Chronique culinaire post-mortem : Burger Express

Nous ouvrons notre page culinaire avec la chronique d’un restaurant qui a depuis fermé. Marco a testé pour nous le Burger Express, à proximité de Troyes dans l’Aube, qui était lors de la rédaction de cet article (en juin dernier) au crépuscule de son existence.

Nous vous proposons donc cet article en replay, parce que l’Internet ne fonctionne pas encore très bien à Troyes. A nous de vous faire préférer le minitel.

30 juin 2012, 20h, Rocade Nord à Troyes :

 En bon Nanard que je suis, avec mon maillot floqué Mickael Pagis dans le dos, je revenais du premier jour des soldes. Dans la voiture, RMC info, ma référence radiophonique, m’annonce la fin de Laurent Blanc en équipe de France. La petite phrase de Jean-Mimi, « Laurent Blanc a été victime de sa popularité » (rappelons les faits, 2-0 contre l’Espagne, incapable de dépasser la ligne médiane / des matchs pathétiques contre la Biélorussie, l’Albanie ou le Luxembourg)  me laisse sans voix. Je dois trouver un moyen de noyer mon chagrin. Je tourne la tête à gauche, et me remémore la boîte de 20 nuggets à McDo en découvrant une nouvelle enseigne dans le grand monde fermé du Burger : « Burger Express, l’autre idée du Burger ». Ni une ni deux, je vire à droite pour me diriger directement vers ce paradis. J’aurais pu m’arrêter à son physique sans charme, à sa façade grisâtre qui me rappelle plus aux souvenirs des préfabriqués pendant la réfection de mon collège, qu’aux doux pâturages de province.

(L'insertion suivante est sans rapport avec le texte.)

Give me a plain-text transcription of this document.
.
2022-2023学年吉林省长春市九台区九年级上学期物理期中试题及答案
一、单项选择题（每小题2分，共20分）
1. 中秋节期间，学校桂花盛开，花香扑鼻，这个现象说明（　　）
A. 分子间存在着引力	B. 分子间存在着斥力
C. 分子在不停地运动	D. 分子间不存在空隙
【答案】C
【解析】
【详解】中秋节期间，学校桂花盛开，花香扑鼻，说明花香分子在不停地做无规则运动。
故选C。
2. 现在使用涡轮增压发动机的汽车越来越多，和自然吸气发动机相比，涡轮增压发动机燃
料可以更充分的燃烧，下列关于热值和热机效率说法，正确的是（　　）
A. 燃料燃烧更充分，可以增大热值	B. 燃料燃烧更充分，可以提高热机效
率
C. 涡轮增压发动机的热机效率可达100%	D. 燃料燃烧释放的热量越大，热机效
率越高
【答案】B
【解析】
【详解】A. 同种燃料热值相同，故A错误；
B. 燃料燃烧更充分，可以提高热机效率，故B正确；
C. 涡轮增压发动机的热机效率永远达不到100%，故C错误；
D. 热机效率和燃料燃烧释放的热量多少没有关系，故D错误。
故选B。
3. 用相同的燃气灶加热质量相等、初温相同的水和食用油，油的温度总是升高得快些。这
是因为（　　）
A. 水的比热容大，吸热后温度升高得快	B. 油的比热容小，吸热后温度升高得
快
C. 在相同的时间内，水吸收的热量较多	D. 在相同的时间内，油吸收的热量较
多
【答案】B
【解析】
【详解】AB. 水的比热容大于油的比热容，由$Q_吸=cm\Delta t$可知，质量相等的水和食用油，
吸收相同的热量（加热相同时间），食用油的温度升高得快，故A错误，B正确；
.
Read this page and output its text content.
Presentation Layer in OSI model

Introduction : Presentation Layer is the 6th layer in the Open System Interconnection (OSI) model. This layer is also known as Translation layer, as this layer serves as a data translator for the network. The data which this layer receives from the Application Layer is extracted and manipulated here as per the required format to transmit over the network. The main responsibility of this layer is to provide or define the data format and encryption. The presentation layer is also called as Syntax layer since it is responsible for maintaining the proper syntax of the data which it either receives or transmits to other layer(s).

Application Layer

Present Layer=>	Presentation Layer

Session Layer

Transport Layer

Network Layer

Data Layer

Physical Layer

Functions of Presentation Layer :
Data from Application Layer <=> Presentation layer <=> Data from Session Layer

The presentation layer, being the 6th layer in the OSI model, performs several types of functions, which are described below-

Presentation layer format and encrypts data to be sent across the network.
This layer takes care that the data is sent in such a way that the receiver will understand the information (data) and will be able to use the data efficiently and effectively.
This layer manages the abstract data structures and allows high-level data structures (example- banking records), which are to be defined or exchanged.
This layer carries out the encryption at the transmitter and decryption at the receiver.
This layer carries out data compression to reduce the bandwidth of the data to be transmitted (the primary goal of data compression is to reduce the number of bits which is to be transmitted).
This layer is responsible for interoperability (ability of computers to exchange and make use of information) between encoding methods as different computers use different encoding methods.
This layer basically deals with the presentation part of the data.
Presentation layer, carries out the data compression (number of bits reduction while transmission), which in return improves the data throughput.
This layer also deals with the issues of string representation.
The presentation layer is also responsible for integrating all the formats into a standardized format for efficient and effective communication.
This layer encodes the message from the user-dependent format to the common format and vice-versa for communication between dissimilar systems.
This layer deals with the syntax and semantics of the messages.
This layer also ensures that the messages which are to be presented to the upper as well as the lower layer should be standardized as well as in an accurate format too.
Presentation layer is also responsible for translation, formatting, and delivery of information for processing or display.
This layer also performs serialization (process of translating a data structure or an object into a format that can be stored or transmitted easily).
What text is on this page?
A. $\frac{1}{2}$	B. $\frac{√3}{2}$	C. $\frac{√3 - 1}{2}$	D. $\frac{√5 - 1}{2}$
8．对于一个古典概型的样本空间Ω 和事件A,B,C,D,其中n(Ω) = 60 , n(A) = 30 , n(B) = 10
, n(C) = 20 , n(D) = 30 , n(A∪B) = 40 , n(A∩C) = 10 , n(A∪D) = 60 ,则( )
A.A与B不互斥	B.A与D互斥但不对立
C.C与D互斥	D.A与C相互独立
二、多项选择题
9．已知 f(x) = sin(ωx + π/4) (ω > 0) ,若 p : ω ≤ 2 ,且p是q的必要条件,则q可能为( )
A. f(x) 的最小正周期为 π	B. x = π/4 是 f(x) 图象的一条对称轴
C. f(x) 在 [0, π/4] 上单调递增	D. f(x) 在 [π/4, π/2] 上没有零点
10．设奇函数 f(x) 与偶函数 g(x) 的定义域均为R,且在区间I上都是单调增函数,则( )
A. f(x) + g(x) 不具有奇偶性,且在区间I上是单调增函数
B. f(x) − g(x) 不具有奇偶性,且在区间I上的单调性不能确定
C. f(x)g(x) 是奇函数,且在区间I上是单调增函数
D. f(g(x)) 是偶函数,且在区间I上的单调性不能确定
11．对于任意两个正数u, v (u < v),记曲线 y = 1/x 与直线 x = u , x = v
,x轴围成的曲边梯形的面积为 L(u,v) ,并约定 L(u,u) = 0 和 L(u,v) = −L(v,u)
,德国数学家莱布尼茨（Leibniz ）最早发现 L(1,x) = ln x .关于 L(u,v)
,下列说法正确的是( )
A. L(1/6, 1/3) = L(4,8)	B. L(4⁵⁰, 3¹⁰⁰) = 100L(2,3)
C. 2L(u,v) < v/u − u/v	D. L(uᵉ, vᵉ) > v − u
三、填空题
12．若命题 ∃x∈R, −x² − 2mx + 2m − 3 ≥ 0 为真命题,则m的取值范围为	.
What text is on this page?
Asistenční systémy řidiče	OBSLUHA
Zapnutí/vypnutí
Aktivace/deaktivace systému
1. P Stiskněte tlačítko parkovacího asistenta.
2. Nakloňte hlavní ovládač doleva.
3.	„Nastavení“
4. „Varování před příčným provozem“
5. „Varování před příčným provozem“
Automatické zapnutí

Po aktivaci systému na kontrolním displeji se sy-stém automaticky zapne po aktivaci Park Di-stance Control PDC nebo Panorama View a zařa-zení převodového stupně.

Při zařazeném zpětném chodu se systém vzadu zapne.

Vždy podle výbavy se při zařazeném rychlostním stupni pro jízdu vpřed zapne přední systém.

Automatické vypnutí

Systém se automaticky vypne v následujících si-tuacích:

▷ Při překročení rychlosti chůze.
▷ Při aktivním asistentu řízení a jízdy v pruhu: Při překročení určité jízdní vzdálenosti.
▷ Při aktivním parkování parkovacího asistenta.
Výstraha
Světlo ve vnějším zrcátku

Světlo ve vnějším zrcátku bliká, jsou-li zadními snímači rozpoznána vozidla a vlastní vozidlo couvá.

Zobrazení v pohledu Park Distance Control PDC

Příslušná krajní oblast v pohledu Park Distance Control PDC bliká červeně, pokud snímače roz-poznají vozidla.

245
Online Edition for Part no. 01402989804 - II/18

 Le parallèle avec ma vie provinciale n’allait pas s’arrêter en si bon chemin. A peine entré dans ce nouvel Eden, je découvrais avec surprise un environnement aseptisé, un sol propre, loin des enseignes américaines parisiennes où, pour circuler, des chaussures de golf ne suffisent plus. J’aurai pu détester l’endroit. A la vision de ces chaises dignes de la plus morose des salles des fêtes de campagne, je me suis senti dans mon élément.

 Mais au-delà de son esthétique, le Burger Express nous révèle ses charmes nourriture en bouche.

  •  Nuggets 10/10 sur l’échelle du Mc Do, examen réussi avec mention.
  • Frites 9/10. Le cachet est présent, le côté terroir également, tant dans la forme que dans la finition.
  • Des plats préparés : blanquette de veau / bœuf bourguignon à côté des burgers, une idée à suggérer à d’autres qui pensent que mettre charolais dans le nom suffit à nous faire penser que c’est sain.  

 Les puristes noteront le manque d’engagement du propriétaire : La nourriture est bien trop saine pour utiliser la marque Burger, surtout lorsqu’on est élevé à la parisienne (kébab, mc do & quick). Comprenez la stupeur quand votre voisin commande une salade et une bouteille d’eau. Néanmoins, pas de quoi s’alarmer devant cet innommable client, le nuggets & la frite demeurent probablement les deux valeurs clés du commerçant, les deux principaux axes culinaires de différenciation (j’aurai sûrement l’occasion de vous expliquer quelques notions de Marketing plus tard).

 Gloire à Johnny Bernard (ca ne s’invente pas), l’inventeur de ce lieu hors du commun, qui a réussi l’exploit d’installer un burger là où personne n’aurait osé.

NDLR : Chronique commencée durant un match de l’Euro 2012. Finalement, il n’y a pas de justice dans ce monde (du burger), l’établissement a fermé ses portes le 5 septembre de la même année. Au final, je n’aurai eu ni le ventre, ni le nez creux. Je n’en reste pas moins scandalisé. Désormais je n’ai plus le choix, je dois mener une vie saine. En même temps, s’installer à 100m d’un KFC et d’un Quick, ca sentait l’échec.